Les employés d’AAC doivent faire preuve d’objectivité et d’impartialité lorsqu’ils exercent leurs fonctions et qu’ils prennent des décisions, que celles ci soient liées au processus de dotation, à l’octroi de fonds ou à l’imposition de sanctions pécuniaires à des parties de l’extérieur, à des paiements de transfert, au fonctionnement des programmes ou à tout autre exercice de leurs responsabilités.

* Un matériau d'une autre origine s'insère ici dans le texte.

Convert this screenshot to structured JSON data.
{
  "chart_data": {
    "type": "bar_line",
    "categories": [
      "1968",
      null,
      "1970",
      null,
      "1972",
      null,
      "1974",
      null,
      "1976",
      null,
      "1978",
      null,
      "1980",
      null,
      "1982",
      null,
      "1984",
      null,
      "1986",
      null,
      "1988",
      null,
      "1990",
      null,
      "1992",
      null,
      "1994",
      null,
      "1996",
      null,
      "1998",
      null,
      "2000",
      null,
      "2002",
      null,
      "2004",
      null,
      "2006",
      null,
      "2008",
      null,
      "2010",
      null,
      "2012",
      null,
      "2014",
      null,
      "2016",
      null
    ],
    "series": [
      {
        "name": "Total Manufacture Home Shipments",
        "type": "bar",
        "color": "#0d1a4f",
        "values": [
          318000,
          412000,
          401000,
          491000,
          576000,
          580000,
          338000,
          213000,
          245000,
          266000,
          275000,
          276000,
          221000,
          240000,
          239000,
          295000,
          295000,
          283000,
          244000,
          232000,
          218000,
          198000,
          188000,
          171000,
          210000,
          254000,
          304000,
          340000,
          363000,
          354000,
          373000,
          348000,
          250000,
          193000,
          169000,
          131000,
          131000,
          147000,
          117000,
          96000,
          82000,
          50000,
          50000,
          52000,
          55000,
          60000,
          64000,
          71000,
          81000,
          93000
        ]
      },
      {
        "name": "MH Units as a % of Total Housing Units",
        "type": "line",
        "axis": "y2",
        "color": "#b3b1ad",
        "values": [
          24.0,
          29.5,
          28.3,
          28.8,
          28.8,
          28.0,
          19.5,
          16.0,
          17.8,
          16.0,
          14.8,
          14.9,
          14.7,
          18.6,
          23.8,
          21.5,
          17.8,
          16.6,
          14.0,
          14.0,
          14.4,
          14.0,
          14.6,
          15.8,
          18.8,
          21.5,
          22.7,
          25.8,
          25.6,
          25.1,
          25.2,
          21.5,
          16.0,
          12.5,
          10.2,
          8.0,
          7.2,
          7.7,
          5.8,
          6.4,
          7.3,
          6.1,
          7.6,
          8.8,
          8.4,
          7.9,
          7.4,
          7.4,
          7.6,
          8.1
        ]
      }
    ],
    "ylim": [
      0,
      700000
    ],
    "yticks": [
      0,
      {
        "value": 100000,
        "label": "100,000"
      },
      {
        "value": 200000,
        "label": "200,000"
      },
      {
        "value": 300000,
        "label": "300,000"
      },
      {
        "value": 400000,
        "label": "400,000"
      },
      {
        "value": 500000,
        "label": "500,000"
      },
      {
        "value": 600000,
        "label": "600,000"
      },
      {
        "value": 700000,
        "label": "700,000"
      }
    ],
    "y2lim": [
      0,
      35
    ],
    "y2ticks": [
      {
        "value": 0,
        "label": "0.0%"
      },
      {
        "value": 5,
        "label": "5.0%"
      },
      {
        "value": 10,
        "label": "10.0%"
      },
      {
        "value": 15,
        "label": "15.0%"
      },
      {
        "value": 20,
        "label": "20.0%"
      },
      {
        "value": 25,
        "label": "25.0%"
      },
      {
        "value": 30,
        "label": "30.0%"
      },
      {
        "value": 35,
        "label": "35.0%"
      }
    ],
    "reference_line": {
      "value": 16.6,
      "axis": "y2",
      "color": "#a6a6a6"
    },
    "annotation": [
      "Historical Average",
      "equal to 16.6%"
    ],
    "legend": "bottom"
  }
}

Cela veut dire qu’il leur est interdit d’accorder un traitement de faveur ou un avantage aux membres de leur famille, à leurs amis ou à d’autres personnes ou entités qui pourrait donner l’impression de créer de la partialité. Ils ne doivent pas offrir d’aide extraordinaire à quelque personne ou entité qui a des relations d’affaires avec le gouvernement, sans la connaissance et le soutien de leur superviseur. Qui plus est, ils ne doivent désavantager aucune entité ou aucune personne qui a des relations d’affaires avec le gouvernement en raison d’un antagonisme ou de préjugés personnels.

Les employés doivent éviter les CI liés aux processus et décisions de dotation. Si un ami ou un membre de la famille d’un employé présente sa candidature pour un poste au Ministère dont la supervision est assurée par l’employé en question, ce dernier doit immédiatement divulguer la relation à son gestionnaire et se retirer toutes les activités liées au processus d’embauche. De plus, si la personne est embauchée et qu’il existe un lien hiérarchique entre l’employé et la personne embauchée, l’employé occupant une fonction de supervision doit divulguer ce lien en envoyant un Formulaire de divulgation de conflit d’intérêts au CPVE pour s’assurer que des mesures visant à atténuer le CI sont mises en place.

Transmettre de l’information accessible au grand public n’est pas considéré comme un traitement de faveur.

Conseils d’administration

On pourrait s’attendre à ce que des employés d’AAC siègent à un conseil d’administration ou deviennent membre d’un conseil d’administration d’une organisation, d’une société, ou d’une association à l’extérieur du gouvernement du Canada et en lien avec leurs fonctions officielles, ce qui pourrait entraîner des risques importants de conflit de responsabilités ou de CI réel, potentiel ou apparent.

Cela veut dire que tous les employés qui siègent à un conseil d’administration ou à un corps dirigeant d’une organisation à l’extérieur d’AAC et en lien avec leurs fonctions officielles, ou qui songent à le faire, doivent évaluer cette participation au moyen de la Directive d’AAC sur l’évaluation des fonctionnaires siégeant aux conseils d’administration externes.

Les employés d’AAC qui siègent à un conseil d’administration doivent continuer de respecter les dispositions du Code d’AAC, notamment les obligations suivantes :

  • s’abstenir d’exercer du lobbying auprès du gouvernement du Canada;
  • s’abstenir de représenter l’organisation qui traite avec le gouvernement du Canada;
  • s’abstenir d’aider l’organisation dans ses démarches auprès du gouvernement du Canada, par exemple l’aider à obtenir du financement, lorsque cela peut occasionner un traitement de faveur.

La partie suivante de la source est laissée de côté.